2 Things Congress Must Do to Protect Your Financial Information

With more than 70 million customers affected by the Target data breach, one industry expert explains what Congress needs to do to protect consumers.

Jan 22, 2014 at 4:48PM

The Target (NYSE:TGT) data breach has affected more than 70 million consumers, and one industry expert thinks Congress can do two critical things to help ensure every American is protected.

Last week, the Commerce, Manufacturing, and Trade Subcommittee of the House Energy and Commerce Committee announced that Target has agreed to testify on Capitol Hill as part of an early February hearing intended to "examine data breaches and their effect on consumers."

By Key Foster

Source: Flickr / Key Foster.

"By examining these recent breaches and their consequences on consumers, we hope to gain a better understanding of the nature of these crimes and what steps can be taken to further protect information and limit cyber threats," Reuters quoted the panel's chairman, Rep. Lee Terry (R-Neb.), as saying. 

In a recent interview with Jason Oxman, CEO of the Electronic Transactions Association, I asked what critical steps Congress could take to ensure that American consumers' information is protected. Oxman's trade organization represents the payments technology industry, and its 500 members process more than $4 trillion in payments annually.

Focused law enforcement resources
"Clearly the Target breach and other cybersecurity breaches we've seen recently are the product of very sophisticated international criminal syndicates that tend to congregate in Eastern Europe," Oxman said.

"One thing that Congress could do is really focus law enforcement resources on breaking up those international criminal syndicates, ensuring they are not getting any support or cover from the countries in which they operate, and trying to bring to justice some of these criminals who are really out there causing a lot of harm to merchants," he continued.

Big Data

Consider that in its 2013 Data Breach Investigations Report, Verizon noted that 92% of 621 data breaches it studied were the result of external actors outside of the victim organization, versus just 72% of the 90 seen in 2009. Of those external incidents, more than 55% were the result of organized crime syndicates.

The organized crime groups focused on the finance, retail, and food industries, and 40% of the attacks originated from Romania, Bulgaria, and Russia. Unsurprisingly, their desired data included payment cards, credentials, and bank account information. The study even said, "As economic and social activities continue to go online, criminals will follow in order to exploit the soaring amount of data that can be (all too easily) converted to cash."

Oxman said Congress should use its resources to put together a coordinated effort to stop these international criminals from targeting American consumers, as "part of the larger discussion of cybercrime that targets not only retailers, but other infrastructure here in the U.S."


One law
In addition to focused and targeted efforts against international cybercriminals, Oxman also said a key goal for Congress should be "harmonizing the manner by which consumers are notified of breaches."

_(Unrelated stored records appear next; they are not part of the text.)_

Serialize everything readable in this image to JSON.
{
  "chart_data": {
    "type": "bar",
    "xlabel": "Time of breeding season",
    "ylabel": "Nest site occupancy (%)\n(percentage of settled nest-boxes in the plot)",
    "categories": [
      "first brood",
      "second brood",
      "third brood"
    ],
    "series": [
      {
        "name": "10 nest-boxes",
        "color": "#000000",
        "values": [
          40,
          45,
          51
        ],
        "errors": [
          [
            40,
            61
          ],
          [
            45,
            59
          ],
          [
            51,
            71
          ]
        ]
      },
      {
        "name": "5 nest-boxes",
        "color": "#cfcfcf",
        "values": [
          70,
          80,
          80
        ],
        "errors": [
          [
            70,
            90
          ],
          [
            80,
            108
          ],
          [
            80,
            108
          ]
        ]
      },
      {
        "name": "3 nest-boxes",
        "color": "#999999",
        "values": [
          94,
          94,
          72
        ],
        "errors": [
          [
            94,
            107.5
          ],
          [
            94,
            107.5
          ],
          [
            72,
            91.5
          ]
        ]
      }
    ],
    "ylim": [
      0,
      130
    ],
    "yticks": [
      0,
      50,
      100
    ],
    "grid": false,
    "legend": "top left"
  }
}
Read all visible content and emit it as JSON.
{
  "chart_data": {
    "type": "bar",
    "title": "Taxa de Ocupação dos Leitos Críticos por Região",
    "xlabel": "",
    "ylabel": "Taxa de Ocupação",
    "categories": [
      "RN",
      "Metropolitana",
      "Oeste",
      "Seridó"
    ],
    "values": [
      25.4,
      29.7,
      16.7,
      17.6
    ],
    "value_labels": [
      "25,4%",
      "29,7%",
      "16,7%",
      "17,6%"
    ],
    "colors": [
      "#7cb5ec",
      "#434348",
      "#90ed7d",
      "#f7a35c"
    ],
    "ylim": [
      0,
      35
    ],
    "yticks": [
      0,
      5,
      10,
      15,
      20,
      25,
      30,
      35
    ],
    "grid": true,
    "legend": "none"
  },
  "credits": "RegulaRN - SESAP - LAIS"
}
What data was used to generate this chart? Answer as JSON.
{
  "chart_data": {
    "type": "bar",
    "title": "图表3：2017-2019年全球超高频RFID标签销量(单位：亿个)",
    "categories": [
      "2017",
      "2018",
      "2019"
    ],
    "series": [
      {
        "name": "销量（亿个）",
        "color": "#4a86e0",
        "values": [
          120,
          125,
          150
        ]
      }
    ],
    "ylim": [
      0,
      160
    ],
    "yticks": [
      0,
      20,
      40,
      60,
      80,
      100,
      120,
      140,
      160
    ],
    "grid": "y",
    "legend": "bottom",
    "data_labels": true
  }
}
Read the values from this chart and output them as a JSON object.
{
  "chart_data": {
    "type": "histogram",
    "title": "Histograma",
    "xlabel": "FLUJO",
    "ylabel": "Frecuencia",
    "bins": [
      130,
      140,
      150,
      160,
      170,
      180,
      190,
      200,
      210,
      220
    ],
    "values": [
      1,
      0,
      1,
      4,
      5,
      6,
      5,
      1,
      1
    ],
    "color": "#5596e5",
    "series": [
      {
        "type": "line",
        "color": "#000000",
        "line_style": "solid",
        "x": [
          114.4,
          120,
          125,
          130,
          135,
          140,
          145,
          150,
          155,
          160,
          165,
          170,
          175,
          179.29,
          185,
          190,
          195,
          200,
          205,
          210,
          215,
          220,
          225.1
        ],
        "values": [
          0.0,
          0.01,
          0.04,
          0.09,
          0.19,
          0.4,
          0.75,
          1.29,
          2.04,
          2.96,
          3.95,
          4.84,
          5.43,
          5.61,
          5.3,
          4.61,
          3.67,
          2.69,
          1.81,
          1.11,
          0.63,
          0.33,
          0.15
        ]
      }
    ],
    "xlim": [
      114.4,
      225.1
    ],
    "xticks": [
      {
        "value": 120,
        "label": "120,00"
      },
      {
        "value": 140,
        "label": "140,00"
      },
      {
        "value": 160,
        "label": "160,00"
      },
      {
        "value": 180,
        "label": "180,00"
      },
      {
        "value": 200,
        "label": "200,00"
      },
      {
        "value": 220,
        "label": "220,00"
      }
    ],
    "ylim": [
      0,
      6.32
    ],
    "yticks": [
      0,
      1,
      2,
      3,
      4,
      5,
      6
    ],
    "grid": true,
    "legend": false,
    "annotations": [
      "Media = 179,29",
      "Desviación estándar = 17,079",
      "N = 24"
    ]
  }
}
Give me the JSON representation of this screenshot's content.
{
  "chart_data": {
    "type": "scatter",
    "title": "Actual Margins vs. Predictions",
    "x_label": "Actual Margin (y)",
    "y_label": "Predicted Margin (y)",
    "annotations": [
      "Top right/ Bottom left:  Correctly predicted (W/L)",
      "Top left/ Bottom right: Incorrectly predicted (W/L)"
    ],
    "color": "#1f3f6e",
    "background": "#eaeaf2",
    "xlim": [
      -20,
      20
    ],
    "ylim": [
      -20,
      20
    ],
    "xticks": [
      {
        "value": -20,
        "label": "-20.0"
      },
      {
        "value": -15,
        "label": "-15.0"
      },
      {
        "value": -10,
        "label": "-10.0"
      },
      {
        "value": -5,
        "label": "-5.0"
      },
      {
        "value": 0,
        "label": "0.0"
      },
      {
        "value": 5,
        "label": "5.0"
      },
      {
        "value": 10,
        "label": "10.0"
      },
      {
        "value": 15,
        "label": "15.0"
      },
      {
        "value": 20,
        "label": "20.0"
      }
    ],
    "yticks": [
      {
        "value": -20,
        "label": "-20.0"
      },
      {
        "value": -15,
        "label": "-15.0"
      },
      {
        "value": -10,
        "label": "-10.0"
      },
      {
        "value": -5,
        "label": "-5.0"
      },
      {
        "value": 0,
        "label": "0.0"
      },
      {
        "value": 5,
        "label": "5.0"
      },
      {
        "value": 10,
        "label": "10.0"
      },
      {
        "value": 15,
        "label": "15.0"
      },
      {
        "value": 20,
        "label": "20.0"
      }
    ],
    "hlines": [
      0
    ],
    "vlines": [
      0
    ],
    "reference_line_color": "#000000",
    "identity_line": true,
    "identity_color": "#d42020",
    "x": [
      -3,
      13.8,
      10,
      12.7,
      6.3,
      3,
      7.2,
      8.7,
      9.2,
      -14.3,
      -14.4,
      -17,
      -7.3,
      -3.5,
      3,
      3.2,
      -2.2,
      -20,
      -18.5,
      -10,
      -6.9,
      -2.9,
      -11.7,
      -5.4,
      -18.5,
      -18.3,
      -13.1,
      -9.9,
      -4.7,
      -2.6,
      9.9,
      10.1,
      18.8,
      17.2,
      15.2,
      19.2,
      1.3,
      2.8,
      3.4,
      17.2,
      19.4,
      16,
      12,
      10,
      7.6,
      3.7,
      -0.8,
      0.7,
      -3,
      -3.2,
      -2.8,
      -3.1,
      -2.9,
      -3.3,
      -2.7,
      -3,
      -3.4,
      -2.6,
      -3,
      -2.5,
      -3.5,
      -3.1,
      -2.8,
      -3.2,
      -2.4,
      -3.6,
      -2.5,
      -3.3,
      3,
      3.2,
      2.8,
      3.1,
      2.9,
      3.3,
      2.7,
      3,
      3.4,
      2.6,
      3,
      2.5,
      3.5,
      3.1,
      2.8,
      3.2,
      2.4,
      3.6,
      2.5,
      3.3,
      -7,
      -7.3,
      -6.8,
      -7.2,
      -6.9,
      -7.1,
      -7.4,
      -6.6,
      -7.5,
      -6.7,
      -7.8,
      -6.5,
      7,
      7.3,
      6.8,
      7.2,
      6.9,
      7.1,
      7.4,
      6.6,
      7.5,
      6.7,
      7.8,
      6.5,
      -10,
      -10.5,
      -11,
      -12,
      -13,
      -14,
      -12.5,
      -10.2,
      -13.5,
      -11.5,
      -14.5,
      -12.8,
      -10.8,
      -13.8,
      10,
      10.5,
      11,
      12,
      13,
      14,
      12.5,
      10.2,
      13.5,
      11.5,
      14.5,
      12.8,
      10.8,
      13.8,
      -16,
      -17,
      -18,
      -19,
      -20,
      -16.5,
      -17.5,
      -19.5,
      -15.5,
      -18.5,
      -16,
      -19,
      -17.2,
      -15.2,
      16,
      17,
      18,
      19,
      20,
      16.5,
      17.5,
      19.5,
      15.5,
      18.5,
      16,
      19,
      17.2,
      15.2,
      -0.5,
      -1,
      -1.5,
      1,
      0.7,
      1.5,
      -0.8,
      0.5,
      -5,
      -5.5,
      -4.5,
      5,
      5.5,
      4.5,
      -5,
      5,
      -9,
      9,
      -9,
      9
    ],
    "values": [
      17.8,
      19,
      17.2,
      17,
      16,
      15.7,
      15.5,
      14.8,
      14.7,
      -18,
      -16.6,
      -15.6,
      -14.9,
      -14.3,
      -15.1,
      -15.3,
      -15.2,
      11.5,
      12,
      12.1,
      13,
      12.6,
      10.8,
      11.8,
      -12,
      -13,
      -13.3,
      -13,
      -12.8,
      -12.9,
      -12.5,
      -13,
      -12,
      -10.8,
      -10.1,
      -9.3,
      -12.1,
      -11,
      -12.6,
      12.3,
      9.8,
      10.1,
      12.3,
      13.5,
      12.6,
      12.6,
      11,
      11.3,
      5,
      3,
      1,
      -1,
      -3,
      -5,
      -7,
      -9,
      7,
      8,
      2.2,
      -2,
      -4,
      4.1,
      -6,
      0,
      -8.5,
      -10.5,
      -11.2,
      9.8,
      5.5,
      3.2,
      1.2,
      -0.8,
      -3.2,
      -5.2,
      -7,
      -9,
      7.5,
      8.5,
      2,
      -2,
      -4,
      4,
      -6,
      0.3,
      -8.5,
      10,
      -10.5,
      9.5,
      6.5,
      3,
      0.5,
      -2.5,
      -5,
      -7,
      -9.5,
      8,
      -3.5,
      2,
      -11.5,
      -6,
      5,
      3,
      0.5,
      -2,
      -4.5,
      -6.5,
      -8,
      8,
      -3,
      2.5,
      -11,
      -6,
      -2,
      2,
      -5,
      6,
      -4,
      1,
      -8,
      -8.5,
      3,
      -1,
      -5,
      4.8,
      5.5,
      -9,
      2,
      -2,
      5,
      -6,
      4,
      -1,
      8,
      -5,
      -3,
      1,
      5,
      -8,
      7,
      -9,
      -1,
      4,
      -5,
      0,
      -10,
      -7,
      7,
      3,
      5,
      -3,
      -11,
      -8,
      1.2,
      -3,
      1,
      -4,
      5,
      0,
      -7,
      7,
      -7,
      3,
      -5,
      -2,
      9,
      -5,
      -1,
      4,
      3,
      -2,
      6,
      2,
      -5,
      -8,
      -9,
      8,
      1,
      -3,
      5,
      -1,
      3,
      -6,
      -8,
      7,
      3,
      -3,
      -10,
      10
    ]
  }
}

He pointed to the recent example of Target's delays in alerting consumers following the holiday season data breach, as well as "Neiman Marcus in particular, which apparently knew about [its own 2013-14] breach for close to a month before it started notifying people."

"There are 46 different state laws that govern the time, place, and manner of breach notification for consumers," noted Oxman. "There should be a single federal law that sets out very clearly to companies that are breached: here is what you have to do, when you have to do it, and how you have to do it."


Sen. Patrick Leahy (D-Vt.).

To this end, Senate Judiciary Committee Chairman Patrick Leahy (D-Vt.) in January reintroduced his Personal Data Privacy and Security Act, which he has pushed since 2005. A press release from Leahy's office notes that "the bill would establish a national standard for data breach notification, and require American businesses that collect and store consumers' sensitive personal information to safeguard that information from cyber threats." 

Leahy said in the release that the Target data breach was "a reminder that developing a comprehensive national strategy to protect data privacy and cybersecurity remains one of the most challenging and important issues facing our Nation." 

That certainly seems to line up with Oxman's assertion that "if we had that single federal regime for breach notification, consumers would have a lot more protection and the ability to do what they need to do as soon as they need to do it in order to protect themselves from future breaches."

Americans everywhere can only hope the Target breach spurs elected officials to make the appropriate moves to protect them and their information.